LettersOpinion

Question your own intentions

My point is that the people involved in the effective policing campaigns have honest intentions, even if they are political partisans.

EDITOR – What a joy it was to receive my copy of the South Coast Sun and on the front page, read more about the kind of social entrepreneurship that makes the Amanzimtoti area so very special.

I look forward to observing the progress of the adaptation movement and assisting wherever I can.

Wheelchair surfing and special facilities for disabled people? I love it.

I have often spoken with pride to people in the north of eThekwini regarding the things that we do in Amanzimtoti through our civil society initiatives. Many of which do not accept government funding so that they avoid political coercion. The usual response is for their eyes to glaze over, mutter things about ‘these people’, question who is supposed to be responsible for the task and then in a supersilly way, begin to demand that they are to be the responsible adults, if their expenses are affordable.

My interest in localism, mutualism and subsidiarity has always led me to observe that when there is incompetence and failure in authoritarian central government, it is civil society that takes over. In Nigeria, commercial centres have sprung up around churches because the churches are community centres. In Congo, it is quite customary to send letters via the Catholic churches. The churches however are but one echelon in civil society, and the development of non-government organisations and non profits augurs well for the future of any country that seeks growth and progress. The shared future conversation is an exercise in mutualistic responsible citizenship within a community that pulls together. It is not to be confused with the concept of responsible citizenship that is irresponsibly used as a buzzword by political parties who plainly seek to hijack the concept of citizens being responsible toward each other and convert it into a euphemism for robotic and slavish submission to their particular party.

So the front page made me happy, and then I turned to the letters page to be greeted by a letter that demanded delivery of a certain service because we are not rich Umhlanga people who can pay for them separately.

My response to the writer is to say that government dependence is a drug like sugar. You need to be weaned off it rather rapidly. There is no political party that will provide the jobs or security that we need. Political idolatry is futile. South Africans of all shades do not know what it is like to live under a subsidiary relational government. In both the old order and the new order, it is only the colour of the rulers that has been changed in order to preserve the role of diverse serfs in a re-arranged pecking order of Fascist Socialist domination.

Another letter sets forth an exercise in Soviet Russian semantics surrounding the concept of disinformation (which was actually introduced by the Americans). The correspondent then seeks to establish his credentials as a reader of Max Du Preez, to establish a confirmation bias which tries to undermine the role of the members of a certain political party, who are engaging in a campaign to communicate their intentions to behave in a certain way, if elected.

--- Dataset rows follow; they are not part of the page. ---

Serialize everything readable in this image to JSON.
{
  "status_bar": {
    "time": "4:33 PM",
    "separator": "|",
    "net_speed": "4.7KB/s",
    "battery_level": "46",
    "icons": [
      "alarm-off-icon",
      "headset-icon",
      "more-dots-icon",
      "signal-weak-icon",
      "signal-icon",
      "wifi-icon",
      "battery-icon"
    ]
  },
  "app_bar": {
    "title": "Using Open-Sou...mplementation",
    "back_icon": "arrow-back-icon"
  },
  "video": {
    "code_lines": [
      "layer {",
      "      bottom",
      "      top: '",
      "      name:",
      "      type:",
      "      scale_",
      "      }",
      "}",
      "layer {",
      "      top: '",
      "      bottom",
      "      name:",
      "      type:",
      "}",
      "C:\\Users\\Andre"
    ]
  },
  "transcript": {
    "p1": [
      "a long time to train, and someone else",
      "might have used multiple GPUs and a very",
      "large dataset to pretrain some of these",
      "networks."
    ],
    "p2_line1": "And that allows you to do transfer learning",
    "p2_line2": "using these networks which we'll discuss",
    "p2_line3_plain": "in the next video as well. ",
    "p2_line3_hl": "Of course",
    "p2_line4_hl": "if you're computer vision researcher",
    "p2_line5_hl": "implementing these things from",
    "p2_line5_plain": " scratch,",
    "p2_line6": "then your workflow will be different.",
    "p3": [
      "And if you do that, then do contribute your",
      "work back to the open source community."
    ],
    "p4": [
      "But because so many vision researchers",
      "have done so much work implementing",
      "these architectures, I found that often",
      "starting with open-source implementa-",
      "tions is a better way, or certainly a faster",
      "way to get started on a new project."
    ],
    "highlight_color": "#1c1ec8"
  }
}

This is electioneering at worst, but it is not a ‘disinformation campaign’. The public are not stupid. The poor attendance showed that many citizens ascertained the insincerity of the ‘protest march’ by the government, for the government and against the government. They have sent a message that the politicians sharpen their pencils and bring more rationality into their cognitive dissonance.

My point is that the people involved in the effective policing campaigns have honest intentions, even if they are political partisans. They were attempting a conversation with Amanzimtoti civil society, and not a sinister campaign to misinform them. Stop sowing unnecessary suspicion among the citizens please. Stop feeding totalitarian narrative. You may have lived by the sword in the past, but there is no need to die for it in the future.

My opinion is that some people don’t know what they don’t know and they would sonorously disagree with it if they did (an Irish expression).

The shared future conversation of a vibrant civil society is alive in Amanzimtoti. Let us not suppress it.

Re-moralise the government and the markets. Re-invest in families and communities. Re-capitalise the poor and oppressed.